This data actually is about six week old at this point. It was challenging to process and I was hoping to get more but six weeks of clouds have pushed Cygnus far enough west that I won’t get much time on it now (thanks to a tall tree in a neighbor’s yard). So I decided to dive in a see what I could do. Also, the recent announcement of the Weighted Batch Pre-processing script for PixInsight motivated me to give it a try.
I liked the changes in WBPP but there are three things I’d love to see added.
- Better support for sessions (instead of having to enter custom entries with error prone data entry)
- integrating locall normalization into the script with support for automatically choosing the best reference frame (as it now does for registration).
- Support for subframe approval expressions to automatically weed out the obvious duds.
Together these would make this fantastic tool even better!
In this case, this is 8.3 hours of data acquired over two nights. It was an experiment using gain 15 and one minute exposures. I think that might be on the edge of too short so I may give gain 25 a try for the next time out.

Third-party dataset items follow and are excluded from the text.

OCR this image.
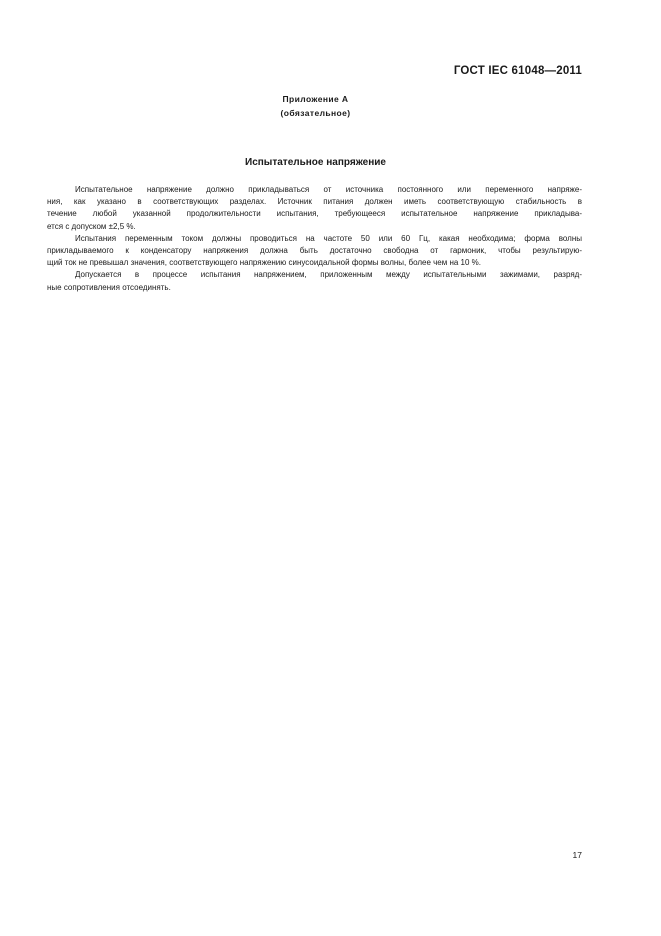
ГОСТ IEC 61048—2011
Приложение А
(обязательное)
Испытательное напряжение
Испытательное напряжение должно прикладываться от источника постоянного или переменного напряже-
ния, как указано в соответствующих разделах. Источник питания должен иметь соответствующую стабильность в
течение любой указанной продолжительности испытания, требующееся испытательное напряжение прикладыва-
ется с допуском ±2,5 %.
Испытания переменным током должны проводиться на частоте 50 или 60 Гц, какая необходима; форма волны
прикладываемого к конденсатору напряжения должна быть достаточно свободна от гармоник, чтобы результирую-
щий ток не превышал значения, соответствующего напряжению синусоидальной формы волны, более чем на 10 %.
Допускается в процессе испытания напряжением, приложенным между испытательными зажимами, разряд-
ные сопротивления отсоединять.
17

There were some other firsts in this one. I used drizzle integration and was quite happy with how it came out.. In the past when I tried drizzle the image was too noisy but this time it was much cleaner. The only obvious difference was the amount of data I had so perhaps that is why.

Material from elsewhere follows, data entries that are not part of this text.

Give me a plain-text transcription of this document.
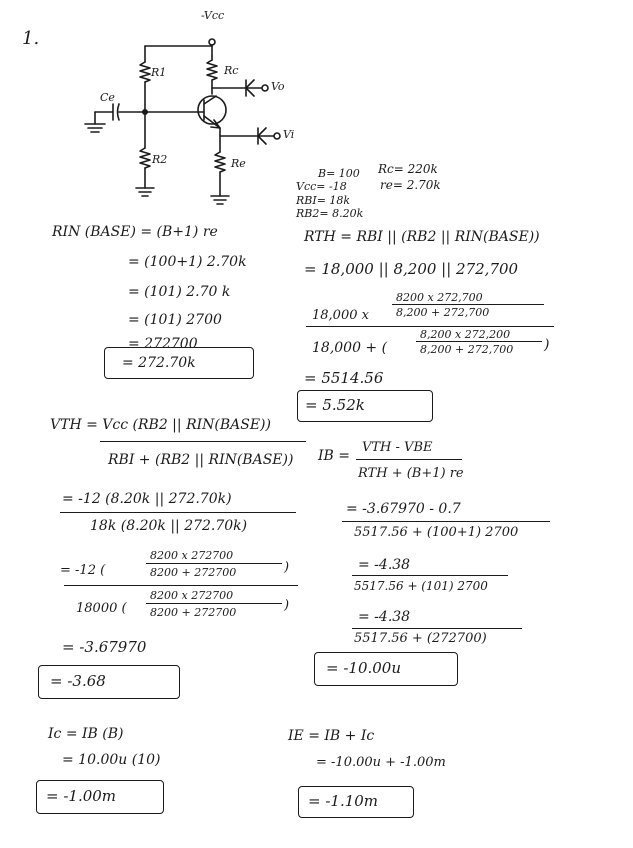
-Vcc
R1	Rc
Vo
Ce
R2	Re
Vi
1.
B= 100
Vcc= -18
RBI= 18k
RB2= 8.20k
Rc= 220k
re= 2.70k
RIN (BASE) = (B+1) re
= (100+1) 2.70k
= (101) 2.70 k
= (101) 2700
= 272700
= 272.70k
RTH = RBI || (RB2 || RIN(BASE))
= 18,000 || 8,200 || 272,700
18,000 x
8200 x 272,700
8,200 + 272,700
18,000 + (
8,200 x 272,200
8,200 + 272,700 )
= 5514.56
= 5.52k
VTH = Vcc (RB2 || RIN(BASE))
RBI + (RB2 || RIN(BASE))
= -12 (8.20k || 272.70k)
18k (8.20k || 272.70k)
= -12 (
8200 x 272700
8200 + 272700	)
18000 (
8200 x 272700
8200 + 272700	)
= -3.67970
= -3.68
IB =
VTH - VBE
RTH + (B+1) re
= -3.67970 - 0.7
5517.56 + (100+1) 2700
= -4.38
5517.56 + (101) 2700
= -4.38
5517.56 + (272700)
= -10.00u
Ic = IB (B)
= 10.00u (10)
= -1.00m
IE = IB + Ic
= -10.00u + -1.00m
= -1.10m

Because I drizzled the image scale was now suitable for deconvolution and I spent essentially an entire evening dialing in settings for that. I don’t know if my settings were optimal but it did make a noticeable though somewhat subtle improvement. Whether it was worth the time involved is debatable.

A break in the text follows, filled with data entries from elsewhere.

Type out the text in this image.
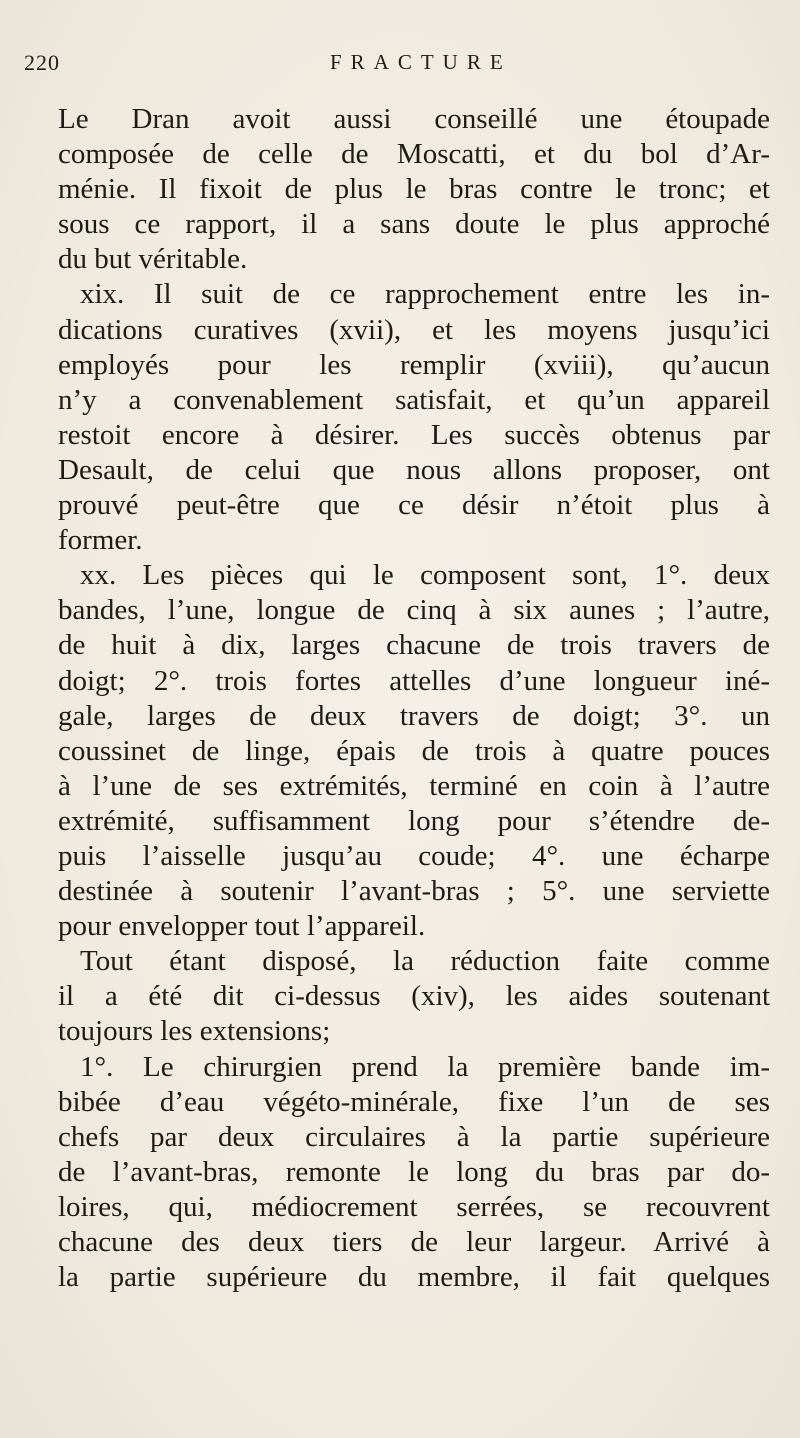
220	FRACTURE
Le Dran avoit aussi conseillé une étoupade
composée de celle de Moscatti, et du bol d’Ar-
ménie. Il fixoit de plus le bras contre le tronc; et
sous ce rapport, il a sans doute le plus approché
du but véritable.
xix. Il suit de ce rapprochement entre les in-
dications curatives (xvii), et les moyens jusqu’ici
employés pour les remplir (xviii), qu’aucun
n’y a convenablement satisfait, et qu’un appareil
restoit encore à désirer. Les succès obtenus par
Desault, de celui que nous allons proposer, ont
prouvé peut-être que ce désir n’étoit plus à
former.
xx. Les pièces qui le composent sont, 1°. deux
bandes, l’une, longue de cinq à six aunes ; l’autre,
de huit à dix, larges chacune de trois travers de
doigt; 2°. trois fortes attelles d’une longueur iné-
gale, larges de deux travers de doigt; 3°. un
coussinet de linge, épais de trois à quatre pouces
à l’une de ses extrémités, terminé en coin à l’autre
extrémité, suffisamment long pour s’étendre de-
puis l’aisselle jusqu’au coude; 4°. une écharpe
destinée à soutenir l’avant-bras ; 5°. une serviette
pour envelopper tout l’appareil.
Tout étant disposé, la réduction faite comme
il a été dit ci-dessus (xiv), les aides soutenant
toujours les extensions;
1°. Le chirurgien prend la première bande im-
bibée d’eau végéto-minérale, fixe l’un de ses
chefs par deux circulaires à la partie supérieure
de l’avant-bras, remonte le long du bras par do-
loires, qui, médiocrement serrées, se recouvrent
chacune des deux tiers de leur largeur. Arrivé à
la partie supérieure du membre, il fait quelques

I also chose not to do any star reduction which is a first for images I’ve done this year in Cygnus. Between deconvolution and masked stretch the stars stayed fairly small and I avoided applying any sharpening to them which kept them from getting out of hand.
There are two reasons I chose this object to image. First, Cygnus is optimally placed in the sky visible from my yard in September and October. But second, it contained emission, reflection and dark nebula components which I hoped would make an interesting composition.
As I mentioned I used the WBPP script for pre-processing and then did local normalization, integration and drizzle integration. From there I did the following steps to each of the red, green and blue master frames:
- Dynamic Crop
- Dynamic Background Extraction
- Channel Combination
Then with the combined RBG master:
- Dynamic Background Extraction (to remove some remaining gradient)
- Photometric Color Calibration
- Multiscale Linear Transform (noise reduction)
- Masked Stretch
- TGV Denoise (only on background)
- Local Histogram Equalization (only on the cocoon)
- Multiscale Linear Transform (sharpening only on cocoon)
- Curves Transformation (contrast)
- Dynamic Crop (to final framing)
I was pretty happy with how this came out especially considering how my first reaction after seeing the integrated masters was to hide. That dense star field intimidated me. I was going to avoid it until I could get more data but the weather finally made it clear that much more data would not be forthcoming. So, thanks to some encouragement from members of our local imaging group, I waded in.
I was debating how to present this. I thought about putting the cocoon at the top with the dark nebula stretching out to the bottom. This had the look a sort of flower on a stem but ultimately I liked the portrait framing slightly better. The dark nebula sort of reminds me of the slime left behind after a snail (the cocoon) went by. It turns out space is pretty dirty!
Well, that last paragraph probably says more about me than you wanted to know so I guess it’s time to sign off for now.